Still, I tried to imagine what Nick might be teaching in CVP while I worked on my own with what I had from the free workshop. I dove into my work deeply, pushing myself, growing, struggling, changing. I reached out to artists I’d met who’d done CVP and joined facebook groups, all in an attempt to supplement the course I didn’t take.

Finally the time came. I could hardly wait to get started. I felt like a race horse that was standing behind the gate too long! I prepared myself mentally to let go of any expectations I’d developed over the year waiting. Let’s get this thing started!

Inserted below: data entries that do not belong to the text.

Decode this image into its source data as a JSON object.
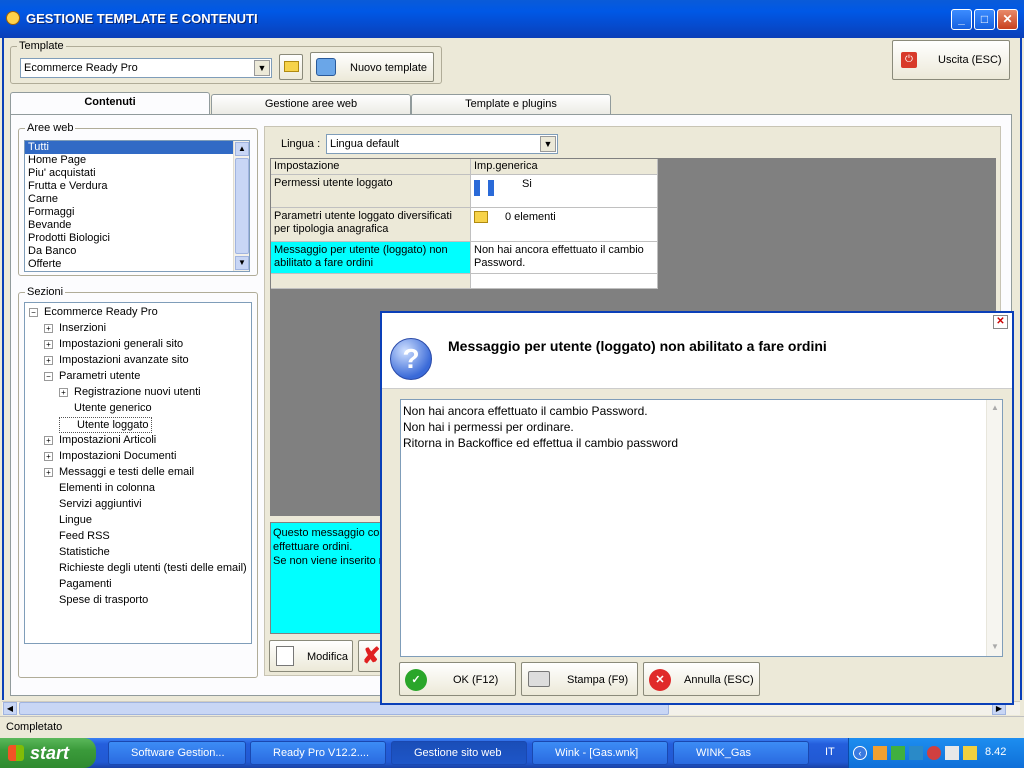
{
  "window": {
    "title": "GESTIONE TEMPLATE E CONTENUTI",
    "minimize": "_",
    "maximize": "□",
    "close": "✕"
  },
  "template": {
    "legend": "Template",
    "selected": "Ecommerce Ready Pro",
    "new_button": "Nuovo template"
  },
  "exit_button": "Uscita (ESC)",
  "tabs": [
    {
      "label": "Contenuti"
    },
    {
      "label": "Gestione aree web"
    },
    {
      "label": "Template e plugins"
    }
  ],
  "aree_web": {
    "legend": "Aree web",
    "items": [
      "Tutti",
      "Home Page",
      "Piu' acquistati",
      "Frutta e Verdura",
      "Carne",
      "Formaggi",
      "Bevande",
      "Prodotti Biologici",
      "Da Banco",
      "Offerte"
    ]
  },
  "sezioni": {
    "legend": "Sezioni",
    "root": "Ecommerce Ready Pro",
    "items": [
      {
        "label": "Inserzioni",
        "toggle": "+"
      },
      {
        "label": "Impostazioni generali sito",
        "toggle": "+"
      },
      {
        "label": "Impostazioni avanzate sito",
        "toggle": "+"
      },
      {
        "label": "Parametri utente",
        "toggle": "−"
      },
      {
        "label": "Registrazione nuovi utenti",
        "toggle": "+"
      },
      {
        "label": "Utente generico",
        "toggle": ""
      },
      {
        "label": "Utente loggato",
        "toggle": ""
      },
      {
        "label": "Impostazioni Articoli",
        "toggle": "+"
      },
      {
        "label": "Impostazioni Documenti",
        "toggle": "+"
      },
      {
        "label": "Messaggi e testi delle email",
        "toggle": "+"
      },
      {
        "label": "Elementi in colonna",
        "toggle": ""
      },
      {
        "label": "Servizi aggiuntivi",
        "toggle": ""
      },
      {
        "label": "Lingue",
        "toggle": ""
      },
      {
        "label": "Feed RSS",
        "toggle": ""
      },
      {
        "label": "Statistiche",
        "toggle": ""
      },
      {
        "label": "Richieste degli utenti (testi delle email)",
        "toggle": ""
      },
      {
        "label": "Pagamenti",
        "toggle": ""
      },
      {
        "label": "Spese di trasporto",
        "toggle": ""
      }
    ]
  },
  "lingua": {
    "label": "Lingua :",
    "selected": "Lingua default"
  },
  "grid": {
    "headers": [
      "Impostazione",
      "Imp.generica"
    ],
    "rows": [
      {
        "key": "Permessi utente loggato",
        "value": "Si"
      },
      {
        "key": "Parametri utente loggato diversificati per tipologia anagrafica",
        "value": "0 elementi"
      },
      {
        "key": "Messaggio per utente (loggato) non abilitato a fare ordini",
        "value": "Non hai ancora effettuato il cambio Password."
      }
    ]
  },
  "description": {
    "lines": [
      "Questo messaggio con",
      "effettuare ordini.",
      "Se non viene inserito n"
    ]
  },
  "modifica_button": "Modifica",
  "dialog": {
    "title": "Messaggio per utente (loggato) non abilitato a fare ordini",
    "text_lines": [
      "Non hai ancora effettuato il cambio Password.",
      "Non hai i permessi per ordinare.",
      "Ritorna in Backoffice ed effettua il cambio password"
    ],
    "ok": "OK (F12)",
    "print": "Stampa (F9)",
    "cancel": "Annulla (ESC)"
  },
  "status": "Completato",
  "taskbar": {
    "start": "start",
    "tasks": [
      "Software Gestion...",
      "Ready Pro V12.2....",
      "Gestione sito web",
      "Wink - [Gas.wnk]",
      "WINK_Gas"
    ],
    "lang": "IT",
    "clock": "8.42"
  }
}
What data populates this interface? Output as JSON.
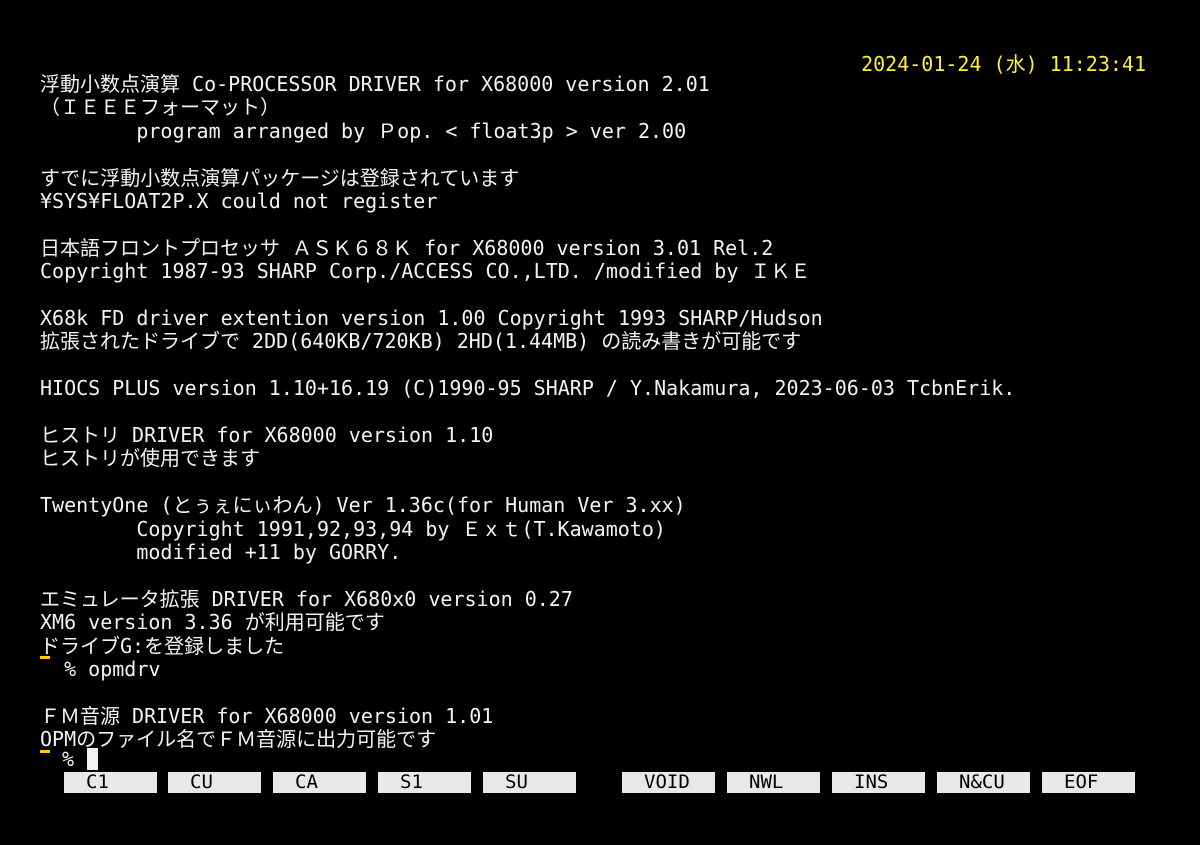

The 12 wks were up before I knew it. What can I say? It was a fantastic experience. Chockablock full of nuggets, plenty of demos, coaching calls and support, and the part I appreciated the most,… the space to paint the way “I” want to paint. Don’t paint like him, or the coaches, paint like you! The penny is still dropping 9 months later. And I love that. I love how what I learned in CVP has been feeding me and filtering through my mind ever since day one of the course and each time I work in my studio more pieces to the puzzle fall into place. 

Doing CVP filled in so many gaps for me. Nick often says, that art school doesn't teach you what he teaches. And it’s true. It is so, so true. I have tools now that I go to when I get stuck. I have notes and guides that I refer to when I find myself painted into a corner. I’ve also seen how my decision making is more confident and I take bigger risks. All of this is just me being me more clearly. More fully. I’m very grateful that I took CVP and even more grateful that it actually exists. What a mess I’d still be in, trying to find my way around a canvas, though I’d kill myself trying. That’s what I do. I love a challenge. Now though, I really enjoy myself. Always. Even when things go sideways. Because I know how to get myself out of a pickle now.

I’ve spent the last few weeks working on large paintings again and I absolutely love it. I love the process. I’m making better work each day, taking more risks and feeling very excited about my art and where it will go next. I’m able to let go of parts in a painting I love, to get a getter painting from myself. I know what to do now. It’s truly a blessing to be an artist and I am thrilled to be on this journey and am so grateful to have taken a course that leaves me feeling quite happy and satisfied every day in my studio.